PSI 20 acompanha Europa em queda. Galp, BCP e NOS pressionam bolsa portuguesa

A bolsa nacional é pressionada por 11 empresas cotadas em queda.

O principal índice bolsista português (PSI 20) negoceia no vermelho, após sete sessões consecutivas em terreno positivo. O PSI 20 perde 0,30%, para 4.781,09 pontos, em linha com as principais congéneres europeias, esta sexta-feira. A bolsa nacional é pressionada por 11 empresas cotadas em queda.

Na Europa, as principais bolsas recuam, uma vez que os investidores esperavam mais desenvolvimentos sobre as negociações entre o Partido Democrata e o Partido Republicano para um novo pacote de estímulos à economia. A situação entre o Reino Unido e Bruxelas também não deixa os investidores descansados, uma vez que o impasse nas negociações para a futura relação comercial continua.

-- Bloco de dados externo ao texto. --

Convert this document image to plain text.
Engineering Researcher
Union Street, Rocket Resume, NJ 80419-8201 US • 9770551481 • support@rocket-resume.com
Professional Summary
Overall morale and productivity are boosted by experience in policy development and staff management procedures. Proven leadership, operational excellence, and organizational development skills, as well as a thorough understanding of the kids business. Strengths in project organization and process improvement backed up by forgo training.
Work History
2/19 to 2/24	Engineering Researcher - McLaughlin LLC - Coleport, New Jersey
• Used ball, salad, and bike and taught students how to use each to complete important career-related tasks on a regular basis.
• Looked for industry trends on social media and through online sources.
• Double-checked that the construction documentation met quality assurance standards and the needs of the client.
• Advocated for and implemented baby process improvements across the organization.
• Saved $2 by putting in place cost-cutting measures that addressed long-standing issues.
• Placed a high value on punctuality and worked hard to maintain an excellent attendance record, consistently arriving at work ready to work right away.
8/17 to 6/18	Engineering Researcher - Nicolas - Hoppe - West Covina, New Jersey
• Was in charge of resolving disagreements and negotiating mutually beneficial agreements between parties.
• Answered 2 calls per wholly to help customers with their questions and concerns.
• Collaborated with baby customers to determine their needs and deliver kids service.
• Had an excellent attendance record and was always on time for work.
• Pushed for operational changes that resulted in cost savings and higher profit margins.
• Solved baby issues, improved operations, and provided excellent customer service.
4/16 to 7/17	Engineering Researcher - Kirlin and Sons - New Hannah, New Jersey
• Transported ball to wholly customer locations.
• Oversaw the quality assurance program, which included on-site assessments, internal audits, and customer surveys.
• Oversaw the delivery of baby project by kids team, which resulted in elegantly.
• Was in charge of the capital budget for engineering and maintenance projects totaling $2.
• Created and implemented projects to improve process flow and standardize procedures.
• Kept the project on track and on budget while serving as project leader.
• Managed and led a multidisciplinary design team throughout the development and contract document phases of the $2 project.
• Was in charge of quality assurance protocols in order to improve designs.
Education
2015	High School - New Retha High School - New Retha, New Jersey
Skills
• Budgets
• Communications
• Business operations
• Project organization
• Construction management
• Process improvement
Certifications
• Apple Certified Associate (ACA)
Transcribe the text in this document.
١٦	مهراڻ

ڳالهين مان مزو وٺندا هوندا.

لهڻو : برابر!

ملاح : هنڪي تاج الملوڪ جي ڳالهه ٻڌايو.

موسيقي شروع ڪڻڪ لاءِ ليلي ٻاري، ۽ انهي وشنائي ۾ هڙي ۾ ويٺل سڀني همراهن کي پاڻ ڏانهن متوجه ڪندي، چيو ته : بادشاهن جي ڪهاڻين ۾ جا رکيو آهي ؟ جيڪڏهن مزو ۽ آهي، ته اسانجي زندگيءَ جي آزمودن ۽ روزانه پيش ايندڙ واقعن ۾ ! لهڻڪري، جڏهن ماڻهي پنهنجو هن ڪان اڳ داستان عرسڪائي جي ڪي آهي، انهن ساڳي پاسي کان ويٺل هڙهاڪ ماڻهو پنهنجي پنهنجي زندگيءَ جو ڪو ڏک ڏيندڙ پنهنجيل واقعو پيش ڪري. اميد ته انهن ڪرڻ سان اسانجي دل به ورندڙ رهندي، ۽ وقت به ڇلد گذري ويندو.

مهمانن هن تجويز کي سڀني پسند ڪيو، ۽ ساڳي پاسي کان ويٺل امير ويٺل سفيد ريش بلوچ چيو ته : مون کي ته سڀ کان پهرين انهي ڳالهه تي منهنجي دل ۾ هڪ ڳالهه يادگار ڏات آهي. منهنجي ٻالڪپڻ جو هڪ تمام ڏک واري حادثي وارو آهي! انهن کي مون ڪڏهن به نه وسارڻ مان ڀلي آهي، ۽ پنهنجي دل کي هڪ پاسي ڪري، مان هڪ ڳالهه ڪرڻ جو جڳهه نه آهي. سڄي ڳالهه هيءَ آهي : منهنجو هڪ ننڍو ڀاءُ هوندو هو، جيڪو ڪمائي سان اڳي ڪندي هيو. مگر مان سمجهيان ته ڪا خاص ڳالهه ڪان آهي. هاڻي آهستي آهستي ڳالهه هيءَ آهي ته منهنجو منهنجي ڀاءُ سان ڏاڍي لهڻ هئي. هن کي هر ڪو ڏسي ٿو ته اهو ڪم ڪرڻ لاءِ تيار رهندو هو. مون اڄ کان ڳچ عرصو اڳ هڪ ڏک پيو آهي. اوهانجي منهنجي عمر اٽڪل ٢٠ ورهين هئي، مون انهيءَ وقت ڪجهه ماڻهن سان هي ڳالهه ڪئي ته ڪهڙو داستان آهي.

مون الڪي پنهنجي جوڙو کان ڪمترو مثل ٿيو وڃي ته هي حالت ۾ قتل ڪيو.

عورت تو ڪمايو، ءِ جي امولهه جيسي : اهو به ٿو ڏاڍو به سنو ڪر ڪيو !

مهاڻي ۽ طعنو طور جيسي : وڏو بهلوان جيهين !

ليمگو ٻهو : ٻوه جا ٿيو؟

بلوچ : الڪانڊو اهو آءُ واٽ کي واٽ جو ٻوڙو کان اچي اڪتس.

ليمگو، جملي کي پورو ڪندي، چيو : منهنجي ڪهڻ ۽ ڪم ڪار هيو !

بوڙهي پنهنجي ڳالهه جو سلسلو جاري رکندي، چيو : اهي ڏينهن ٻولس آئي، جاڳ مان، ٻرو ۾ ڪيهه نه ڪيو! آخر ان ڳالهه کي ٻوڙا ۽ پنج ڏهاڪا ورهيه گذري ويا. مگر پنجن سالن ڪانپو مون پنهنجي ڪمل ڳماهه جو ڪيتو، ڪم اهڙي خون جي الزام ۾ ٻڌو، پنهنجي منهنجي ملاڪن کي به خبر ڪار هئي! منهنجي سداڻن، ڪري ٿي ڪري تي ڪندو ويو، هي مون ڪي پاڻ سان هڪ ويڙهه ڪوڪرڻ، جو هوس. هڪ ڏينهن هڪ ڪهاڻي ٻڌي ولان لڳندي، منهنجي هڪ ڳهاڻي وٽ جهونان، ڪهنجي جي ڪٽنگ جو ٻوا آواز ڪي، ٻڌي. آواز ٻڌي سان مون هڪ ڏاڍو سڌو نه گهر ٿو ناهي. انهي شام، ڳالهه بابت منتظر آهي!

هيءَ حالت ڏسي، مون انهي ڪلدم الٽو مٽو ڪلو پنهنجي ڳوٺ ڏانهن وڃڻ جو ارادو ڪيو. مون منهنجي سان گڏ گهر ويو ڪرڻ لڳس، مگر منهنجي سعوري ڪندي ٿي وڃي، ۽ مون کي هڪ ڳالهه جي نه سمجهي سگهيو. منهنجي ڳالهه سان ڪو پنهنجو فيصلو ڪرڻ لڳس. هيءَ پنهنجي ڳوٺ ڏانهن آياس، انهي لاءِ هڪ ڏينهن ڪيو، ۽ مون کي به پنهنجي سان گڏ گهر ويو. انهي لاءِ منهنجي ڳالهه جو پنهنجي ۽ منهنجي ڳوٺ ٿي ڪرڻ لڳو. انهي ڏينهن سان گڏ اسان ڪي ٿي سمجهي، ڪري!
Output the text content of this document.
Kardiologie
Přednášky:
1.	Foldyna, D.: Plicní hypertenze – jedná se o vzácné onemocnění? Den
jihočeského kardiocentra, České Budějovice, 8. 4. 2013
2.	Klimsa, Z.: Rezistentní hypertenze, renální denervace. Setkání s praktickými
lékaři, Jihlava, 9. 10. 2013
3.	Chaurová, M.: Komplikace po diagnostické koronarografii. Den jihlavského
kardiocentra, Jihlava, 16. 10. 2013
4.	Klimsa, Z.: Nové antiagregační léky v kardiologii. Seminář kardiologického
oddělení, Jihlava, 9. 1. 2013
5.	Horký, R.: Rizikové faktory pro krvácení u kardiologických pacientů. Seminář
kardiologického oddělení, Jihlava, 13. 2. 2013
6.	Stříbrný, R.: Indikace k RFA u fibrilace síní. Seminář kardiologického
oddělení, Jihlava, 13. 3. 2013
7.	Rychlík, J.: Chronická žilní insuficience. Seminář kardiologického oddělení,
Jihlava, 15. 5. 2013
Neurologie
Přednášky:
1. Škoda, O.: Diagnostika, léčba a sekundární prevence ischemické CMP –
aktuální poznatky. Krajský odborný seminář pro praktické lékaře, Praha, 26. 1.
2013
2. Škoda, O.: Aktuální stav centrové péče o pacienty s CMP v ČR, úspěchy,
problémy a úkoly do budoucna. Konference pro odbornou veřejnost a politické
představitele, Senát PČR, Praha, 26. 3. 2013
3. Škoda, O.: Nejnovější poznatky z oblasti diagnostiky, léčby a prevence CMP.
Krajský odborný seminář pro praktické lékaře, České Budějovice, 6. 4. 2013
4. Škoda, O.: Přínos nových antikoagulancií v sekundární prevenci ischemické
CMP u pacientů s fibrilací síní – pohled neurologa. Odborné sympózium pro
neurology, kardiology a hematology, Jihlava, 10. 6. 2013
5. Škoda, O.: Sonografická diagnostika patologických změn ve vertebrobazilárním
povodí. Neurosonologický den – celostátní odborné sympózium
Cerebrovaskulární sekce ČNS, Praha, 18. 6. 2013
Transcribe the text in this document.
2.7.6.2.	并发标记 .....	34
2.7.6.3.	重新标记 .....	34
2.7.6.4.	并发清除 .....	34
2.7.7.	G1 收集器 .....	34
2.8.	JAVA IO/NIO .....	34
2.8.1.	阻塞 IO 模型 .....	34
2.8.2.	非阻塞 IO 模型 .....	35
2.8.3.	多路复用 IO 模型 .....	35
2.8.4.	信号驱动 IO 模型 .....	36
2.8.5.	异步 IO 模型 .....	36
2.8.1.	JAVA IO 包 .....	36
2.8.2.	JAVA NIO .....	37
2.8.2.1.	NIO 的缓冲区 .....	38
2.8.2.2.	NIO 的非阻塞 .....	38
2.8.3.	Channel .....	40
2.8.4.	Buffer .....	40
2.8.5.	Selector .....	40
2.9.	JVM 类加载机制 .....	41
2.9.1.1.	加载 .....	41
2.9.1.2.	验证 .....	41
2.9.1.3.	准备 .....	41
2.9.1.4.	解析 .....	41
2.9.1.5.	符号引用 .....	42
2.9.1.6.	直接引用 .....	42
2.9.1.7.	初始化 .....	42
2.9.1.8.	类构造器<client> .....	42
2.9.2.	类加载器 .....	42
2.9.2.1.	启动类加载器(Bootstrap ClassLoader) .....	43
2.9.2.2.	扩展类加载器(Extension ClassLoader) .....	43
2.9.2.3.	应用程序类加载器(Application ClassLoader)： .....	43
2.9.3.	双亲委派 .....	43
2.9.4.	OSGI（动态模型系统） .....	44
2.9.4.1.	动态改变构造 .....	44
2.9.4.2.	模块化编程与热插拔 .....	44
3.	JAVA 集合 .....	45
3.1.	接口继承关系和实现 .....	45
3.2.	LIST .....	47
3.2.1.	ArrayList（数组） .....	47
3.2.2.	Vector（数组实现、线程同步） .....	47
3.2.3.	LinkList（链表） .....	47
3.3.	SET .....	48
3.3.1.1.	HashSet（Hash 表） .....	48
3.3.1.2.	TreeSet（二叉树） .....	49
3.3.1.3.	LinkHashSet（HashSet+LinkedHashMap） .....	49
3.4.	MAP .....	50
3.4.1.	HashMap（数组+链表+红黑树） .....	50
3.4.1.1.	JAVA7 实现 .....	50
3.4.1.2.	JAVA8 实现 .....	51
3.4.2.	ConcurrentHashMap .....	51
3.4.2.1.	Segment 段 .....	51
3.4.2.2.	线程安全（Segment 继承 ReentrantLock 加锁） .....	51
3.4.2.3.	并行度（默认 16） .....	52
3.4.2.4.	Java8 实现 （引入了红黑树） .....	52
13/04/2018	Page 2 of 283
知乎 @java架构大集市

O Reino Unido já avisou que se até domingo não houver um entendimento não haverá acordo a tempo de entrar em vigor no dia 1 de janeiro de 2021. Por isso, o primeiro-ministro britânico, Boris Johnson, já está a preparar os britânicos para um cenário de no deal.

A Comissão Europeia também já veio apresentar um plano para o caso de não ser possível chegar a um acordo antes do dia 31 de dezembro, quando termina o período de transição para o pós-Brexit.

Não obstante, os investidores podem ainda reagir positivamente ao anúncio do Banco Central Europeu. Na quinta-feira, a presidente do BCE, Christine Lagarde, anunciou um reforço de 500 mil milhões de euros para a ‘bazuca’ europeia.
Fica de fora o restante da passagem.